Mussolini was geen fascist
Mussolini heeft het fascisme bedacht.
Waarom was hij geen fascist?
Wie nu zegt dat iemand een fascist is,
bedoelt het tegendeel van wat
Mussolini daarmee bedoelde.
Als je voorzichtig zegt dat niet alle mensen gelijk zijn, dan discrimineer je. Je bent een structurele racist, vervolgens ultrarechts, dan fascist en tenslotte Nazi.
Dit gebruik van “fascisme” is niet toevallig, maar het gevolg van de enorme schuld die sociaal-, christen- en liberaal-democraten hebben aan het ontstaan van de Tweede Wereldoorlog en daarmee aan Hitlers genocide. Die schuld moest worden weggepoetst. Alle leiders van de tegenstander waren fout. En zeker Mussolini, die Hitler in 1935 had willen uitschakelen maar daar geen gehoor voor vond.
Wie Mussolini (Nicholas Farrell, 2003) heeft gelezen moet wel tot de conclusie komen dat Mussolini tot de allergrootste staatslieden en politici van de Moderne tijd behoort. Inderdaad, hoewel niet de uitvinder, is hij de naamgever van fascisme dat hij als politieke ideologie verder ontwikkeld heeft.
De fascistische variant van nationaalsocialisme was vele malen beter, succesvoller dan die van de Duitse Nazi’s. De geschiedschrijving heeft het tragische en onnodige karakter van de verbinding tussen Italië en Duitsland stelselmatig verzwegen. Die verbinding was zeer tegen de zin van Mussolini die Hitler een gevaarlijke gek vond. Dat die verbinding er uiteindelijk kwam werd rond 1936 veroorzaakt door de Engelsen.
Farrell maakt duidelijk dat Mussolini’s fascisme totaal verschilde van de Nazi-ideologie en op belangrijke punten daar tegenover stond. Dit is alleen goed te begrijpen als men niet iedere daad onmiddellijk langs de morele meetlat van de “mensenrechten” legt en eerst eens kritisch kijkt naar de kernwaarden van onze westerse democratieën. Mocht de lezer een ware gelovige zijn dan raad ik sterk aan om dat stuk eerst te lezen.
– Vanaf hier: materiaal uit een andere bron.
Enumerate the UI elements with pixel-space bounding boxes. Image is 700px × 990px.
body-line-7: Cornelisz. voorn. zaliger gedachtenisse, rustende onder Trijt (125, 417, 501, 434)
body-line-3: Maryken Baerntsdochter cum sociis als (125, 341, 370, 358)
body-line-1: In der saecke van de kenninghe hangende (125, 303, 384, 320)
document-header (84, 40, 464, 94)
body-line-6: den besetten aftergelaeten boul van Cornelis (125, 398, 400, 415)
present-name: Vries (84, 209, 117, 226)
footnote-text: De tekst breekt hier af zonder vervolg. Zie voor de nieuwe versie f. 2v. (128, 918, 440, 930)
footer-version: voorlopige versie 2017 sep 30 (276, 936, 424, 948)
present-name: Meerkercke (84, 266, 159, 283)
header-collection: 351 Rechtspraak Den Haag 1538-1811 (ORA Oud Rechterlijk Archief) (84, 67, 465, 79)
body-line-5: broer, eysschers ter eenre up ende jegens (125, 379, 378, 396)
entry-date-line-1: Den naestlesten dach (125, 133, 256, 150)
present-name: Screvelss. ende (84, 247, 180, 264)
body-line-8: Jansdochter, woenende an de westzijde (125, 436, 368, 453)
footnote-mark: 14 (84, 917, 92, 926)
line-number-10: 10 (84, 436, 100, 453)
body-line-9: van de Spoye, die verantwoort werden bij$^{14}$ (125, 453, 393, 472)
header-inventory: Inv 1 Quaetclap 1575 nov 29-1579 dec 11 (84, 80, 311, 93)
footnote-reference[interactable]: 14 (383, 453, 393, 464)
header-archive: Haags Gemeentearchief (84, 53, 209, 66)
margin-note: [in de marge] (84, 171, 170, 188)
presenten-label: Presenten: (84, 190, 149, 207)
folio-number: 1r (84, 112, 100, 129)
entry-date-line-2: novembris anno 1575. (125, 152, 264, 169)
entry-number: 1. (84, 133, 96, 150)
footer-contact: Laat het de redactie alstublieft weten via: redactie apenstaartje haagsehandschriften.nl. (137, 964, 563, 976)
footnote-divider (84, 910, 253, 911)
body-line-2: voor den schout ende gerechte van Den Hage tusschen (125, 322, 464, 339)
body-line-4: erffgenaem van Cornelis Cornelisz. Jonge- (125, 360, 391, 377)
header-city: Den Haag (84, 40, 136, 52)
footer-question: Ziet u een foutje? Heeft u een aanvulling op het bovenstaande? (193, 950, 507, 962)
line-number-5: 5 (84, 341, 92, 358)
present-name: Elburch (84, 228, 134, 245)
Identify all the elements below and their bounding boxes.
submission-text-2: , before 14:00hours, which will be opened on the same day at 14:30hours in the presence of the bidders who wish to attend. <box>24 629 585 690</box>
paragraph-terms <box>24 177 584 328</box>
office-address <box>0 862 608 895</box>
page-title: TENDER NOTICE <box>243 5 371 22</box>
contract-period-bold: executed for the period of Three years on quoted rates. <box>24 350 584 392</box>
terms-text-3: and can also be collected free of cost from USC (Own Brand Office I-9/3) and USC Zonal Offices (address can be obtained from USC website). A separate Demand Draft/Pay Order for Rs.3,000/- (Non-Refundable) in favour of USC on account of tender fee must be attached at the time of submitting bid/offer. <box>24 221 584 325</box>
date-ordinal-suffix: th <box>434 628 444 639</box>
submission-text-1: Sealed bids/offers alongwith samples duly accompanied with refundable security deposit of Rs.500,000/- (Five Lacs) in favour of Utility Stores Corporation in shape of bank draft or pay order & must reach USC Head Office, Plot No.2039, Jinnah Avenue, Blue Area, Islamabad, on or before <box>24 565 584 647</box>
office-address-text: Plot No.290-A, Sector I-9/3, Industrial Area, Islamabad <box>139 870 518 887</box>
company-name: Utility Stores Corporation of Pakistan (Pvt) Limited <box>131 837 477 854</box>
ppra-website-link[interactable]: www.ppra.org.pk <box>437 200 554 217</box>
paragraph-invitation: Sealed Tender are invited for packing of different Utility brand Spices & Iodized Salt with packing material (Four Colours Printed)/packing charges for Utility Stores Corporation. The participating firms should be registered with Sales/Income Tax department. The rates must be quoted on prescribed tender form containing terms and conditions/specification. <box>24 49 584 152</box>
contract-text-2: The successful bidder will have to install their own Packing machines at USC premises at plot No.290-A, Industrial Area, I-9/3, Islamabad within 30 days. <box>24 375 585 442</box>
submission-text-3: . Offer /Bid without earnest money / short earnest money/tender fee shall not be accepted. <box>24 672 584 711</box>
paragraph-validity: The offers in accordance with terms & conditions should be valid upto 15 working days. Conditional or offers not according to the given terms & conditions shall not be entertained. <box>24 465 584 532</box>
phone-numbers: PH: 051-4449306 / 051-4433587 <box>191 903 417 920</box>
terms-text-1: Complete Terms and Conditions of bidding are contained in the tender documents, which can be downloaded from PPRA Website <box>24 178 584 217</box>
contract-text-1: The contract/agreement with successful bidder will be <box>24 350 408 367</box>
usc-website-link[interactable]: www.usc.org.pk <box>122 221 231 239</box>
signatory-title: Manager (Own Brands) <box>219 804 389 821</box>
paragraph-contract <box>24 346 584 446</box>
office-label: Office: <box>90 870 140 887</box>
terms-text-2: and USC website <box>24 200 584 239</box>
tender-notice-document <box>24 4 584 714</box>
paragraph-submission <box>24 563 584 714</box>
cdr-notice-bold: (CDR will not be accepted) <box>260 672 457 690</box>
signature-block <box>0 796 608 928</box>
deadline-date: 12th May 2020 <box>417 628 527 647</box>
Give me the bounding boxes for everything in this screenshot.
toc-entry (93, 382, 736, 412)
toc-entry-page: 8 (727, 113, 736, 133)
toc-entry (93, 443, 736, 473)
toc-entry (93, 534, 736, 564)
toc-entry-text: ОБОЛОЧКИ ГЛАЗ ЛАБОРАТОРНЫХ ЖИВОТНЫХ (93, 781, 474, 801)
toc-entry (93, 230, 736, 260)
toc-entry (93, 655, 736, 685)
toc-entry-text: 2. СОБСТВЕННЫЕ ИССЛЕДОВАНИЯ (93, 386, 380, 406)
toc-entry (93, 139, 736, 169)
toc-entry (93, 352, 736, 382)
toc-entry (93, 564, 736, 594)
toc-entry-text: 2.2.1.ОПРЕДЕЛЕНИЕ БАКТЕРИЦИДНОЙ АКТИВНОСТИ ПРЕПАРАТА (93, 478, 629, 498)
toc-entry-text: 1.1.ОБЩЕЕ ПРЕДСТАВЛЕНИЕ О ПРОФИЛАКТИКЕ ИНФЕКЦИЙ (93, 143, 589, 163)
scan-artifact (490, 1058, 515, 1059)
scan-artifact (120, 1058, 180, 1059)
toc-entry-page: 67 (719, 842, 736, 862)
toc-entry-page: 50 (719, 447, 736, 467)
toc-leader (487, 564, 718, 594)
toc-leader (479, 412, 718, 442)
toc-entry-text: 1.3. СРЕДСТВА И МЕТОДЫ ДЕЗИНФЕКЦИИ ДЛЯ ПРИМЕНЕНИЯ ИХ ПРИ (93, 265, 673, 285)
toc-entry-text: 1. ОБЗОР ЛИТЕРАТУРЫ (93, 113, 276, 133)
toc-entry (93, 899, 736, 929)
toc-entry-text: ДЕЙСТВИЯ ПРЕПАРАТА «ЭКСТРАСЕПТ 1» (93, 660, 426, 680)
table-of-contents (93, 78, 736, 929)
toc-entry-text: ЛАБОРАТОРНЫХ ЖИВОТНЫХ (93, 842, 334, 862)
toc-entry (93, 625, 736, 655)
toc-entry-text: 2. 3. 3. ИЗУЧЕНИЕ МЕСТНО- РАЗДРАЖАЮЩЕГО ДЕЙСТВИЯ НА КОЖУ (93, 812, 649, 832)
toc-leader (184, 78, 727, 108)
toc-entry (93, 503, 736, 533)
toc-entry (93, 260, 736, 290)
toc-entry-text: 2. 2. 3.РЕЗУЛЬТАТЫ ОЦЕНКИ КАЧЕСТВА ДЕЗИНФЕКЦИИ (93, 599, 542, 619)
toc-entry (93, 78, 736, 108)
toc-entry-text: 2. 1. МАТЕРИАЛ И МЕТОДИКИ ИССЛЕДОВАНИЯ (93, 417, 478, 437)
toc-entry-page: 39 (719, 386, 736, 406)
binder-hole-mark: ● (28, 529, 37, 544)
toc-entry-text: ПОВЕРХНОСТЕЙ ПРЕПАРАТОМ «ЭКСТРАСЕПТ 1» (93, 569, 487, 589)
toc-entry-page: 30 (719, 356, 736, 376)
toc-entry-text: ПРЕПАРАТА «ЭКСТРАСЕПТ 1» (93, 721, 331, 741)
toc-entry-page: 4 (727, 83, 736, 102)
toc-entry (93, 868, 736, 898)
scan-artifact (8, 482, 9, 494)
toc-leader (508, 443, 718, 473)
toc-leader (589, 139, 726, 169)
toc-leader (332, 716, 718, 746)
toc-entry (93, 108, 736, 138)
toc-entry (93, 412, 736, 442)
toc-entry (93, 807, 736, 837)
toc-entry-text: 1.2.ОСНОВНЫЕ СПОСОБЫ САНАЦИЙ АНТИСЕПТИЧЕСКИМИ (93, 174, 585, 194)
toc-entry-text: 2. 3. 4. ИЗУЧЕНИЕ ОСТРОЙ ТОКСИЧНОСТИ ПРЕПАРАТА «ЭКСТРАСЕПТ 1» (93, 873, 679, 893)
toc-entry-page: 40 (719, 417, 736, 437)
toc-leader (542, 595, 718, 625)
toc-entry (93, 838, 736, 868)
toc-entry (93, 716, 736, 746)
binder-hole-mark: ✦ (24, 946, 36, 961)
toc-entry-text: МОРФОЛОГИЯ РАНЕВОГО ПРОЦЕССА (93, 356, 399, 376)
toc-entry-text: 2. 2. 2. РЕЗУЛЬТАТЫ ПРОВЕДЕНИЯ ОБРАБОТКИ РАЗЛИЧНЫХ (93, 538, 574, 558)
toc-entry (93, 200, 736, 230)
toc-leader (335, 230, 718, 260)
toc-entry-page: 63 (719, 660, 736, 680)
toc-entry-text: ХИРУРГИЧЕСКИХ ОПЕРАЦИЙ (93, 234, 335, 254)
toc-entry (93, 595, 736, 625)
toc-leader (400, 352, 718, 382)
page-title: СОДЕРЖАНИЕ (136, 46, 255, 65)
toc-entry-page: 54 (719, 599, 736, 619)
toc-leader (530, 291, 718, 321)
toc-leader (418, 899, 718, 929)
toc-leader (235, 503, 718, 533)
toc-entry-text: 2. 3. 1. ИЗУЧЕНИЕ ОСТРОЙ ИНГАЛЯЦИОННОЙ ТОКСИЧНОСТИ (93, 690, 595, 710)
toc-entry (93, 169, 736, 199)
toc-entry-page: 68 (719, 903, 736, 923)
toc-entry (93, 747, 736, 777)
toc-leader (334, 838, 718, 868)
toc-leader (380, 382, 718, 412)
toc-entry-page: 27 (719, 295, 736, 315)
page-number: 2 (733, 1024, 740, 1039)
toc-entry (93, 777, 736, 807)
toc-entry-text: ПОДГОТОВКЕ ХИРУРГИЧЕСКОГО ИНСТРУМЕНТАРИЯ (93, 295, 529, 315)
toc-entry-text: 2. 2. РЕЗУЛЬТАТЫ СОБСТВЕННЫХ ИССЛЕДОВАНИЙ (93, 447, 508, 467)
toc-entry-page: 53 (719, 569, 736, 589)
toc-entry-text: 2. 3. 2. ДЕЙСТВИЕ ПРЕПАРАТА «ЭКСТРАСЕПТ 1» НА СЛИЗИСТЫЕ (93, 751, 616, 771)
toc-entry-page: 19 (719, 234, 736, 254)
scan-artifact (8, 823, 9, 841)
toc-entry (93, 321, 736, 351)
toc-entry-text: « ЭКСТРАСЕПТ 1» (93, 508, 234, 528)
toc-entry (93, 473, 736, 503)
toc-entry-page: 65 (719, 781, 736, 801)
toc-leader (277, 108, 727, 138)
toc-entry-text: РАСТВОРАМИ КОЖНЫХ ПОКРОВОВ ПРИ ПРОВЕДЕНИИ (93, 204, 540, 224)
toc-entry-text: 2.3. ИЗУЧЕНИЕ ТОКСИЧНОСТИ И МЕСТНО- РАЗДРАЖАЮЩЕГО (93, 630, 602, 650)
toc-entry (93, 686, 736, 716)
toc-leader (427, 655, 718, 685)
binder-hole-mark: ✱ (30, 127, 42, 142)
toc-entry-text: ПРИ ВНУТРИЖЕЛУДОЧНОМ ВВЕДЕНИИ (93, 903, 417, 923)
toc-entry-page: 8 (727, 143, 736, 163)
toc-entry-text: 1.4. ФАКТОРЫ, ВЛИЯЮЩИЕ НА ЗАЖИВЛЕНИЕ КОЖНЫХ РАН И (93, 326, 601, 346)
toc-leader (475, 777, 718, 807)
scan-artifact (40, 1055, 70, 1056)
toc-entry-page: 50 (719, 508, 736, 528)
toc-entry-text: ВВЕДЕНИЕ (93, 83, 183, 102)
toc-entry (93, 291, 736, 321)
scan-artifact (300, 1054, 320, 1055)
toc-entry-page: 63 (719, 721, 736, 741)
Het gaat er om (historische) omstandigheden die een gevolgde politiek noodzakelijk maakt tot uitgangspunt te nemen. In Nederland heerst al vrij lang het idee dat internationale politiek het realiseren van mensenrechten betreft. Bij ieder bezoek van ons staatshoofd aan een buitenland krijgt die de opdracht mee om vooral aandacht te geven aan schending van de mensenrechten. Nederlandse belangen behartigen is vies. Omstandigheden, mogelijkheden, belangen – kortom, de harde realiteit – blijven buiten beschouwing. Deze weinig realistische wereldpolitiek geldt voor de hele NATO, al is dat bij de meeste landen minder uitgesproken. De VS – de dominante wereldmacht – bedrijft haar politiek onder de vlag van de verbreiding van vrijheid en democratie. De eigen belangen daaronder zijn behoorlijk goed zichtbaar. Die zijn heel anders dan de politieke vlag die er op geplant is, en dat is een belangrijke oorzaak dat de buitenlandse politiek van de VS vanaf 1960 meer mislukkingen dan successen kent. Zeker, leiders kunnen een verschil maken. Iedereen zou het verschil tussen Trump en Biden kunnen zien. Maar leiders kunnen de realiteit niet negeren. Mussolini was in alle opzichten een realist.
Een ultrakorte schets van de historische omstandigheden
De Eerste Wereldoorlog is een breekpunt in de wereldgeschiedenis en in het bijzonder in die van de Westerse democratieën. Door die oorlog waren de Europese staten uitgeput. De enige echte overwinnaar was de Verenigde Staten. Die speelden in de persoon van president Wilson een zeer belangrijke rol in de vrede van Versailles. Het was het begin van de ontwikkeling van de VS tot de dominante wereldmacht die het nu nog net is. De huidige kernwaarden “vrijheid, gelijkheid en broederschap” – geërfd van de Franse Revolutie, speelden in het publieke debat van toen geen rol van betekenis. Nationalisme, klassenstrijd en solidariteit waren veel belangrijker. Mensenrechten, eveneens een product van de Franse Revolutie werden feitelijk pas na de Tweede Wereldoorlog het dominante verhaal dat het nu is.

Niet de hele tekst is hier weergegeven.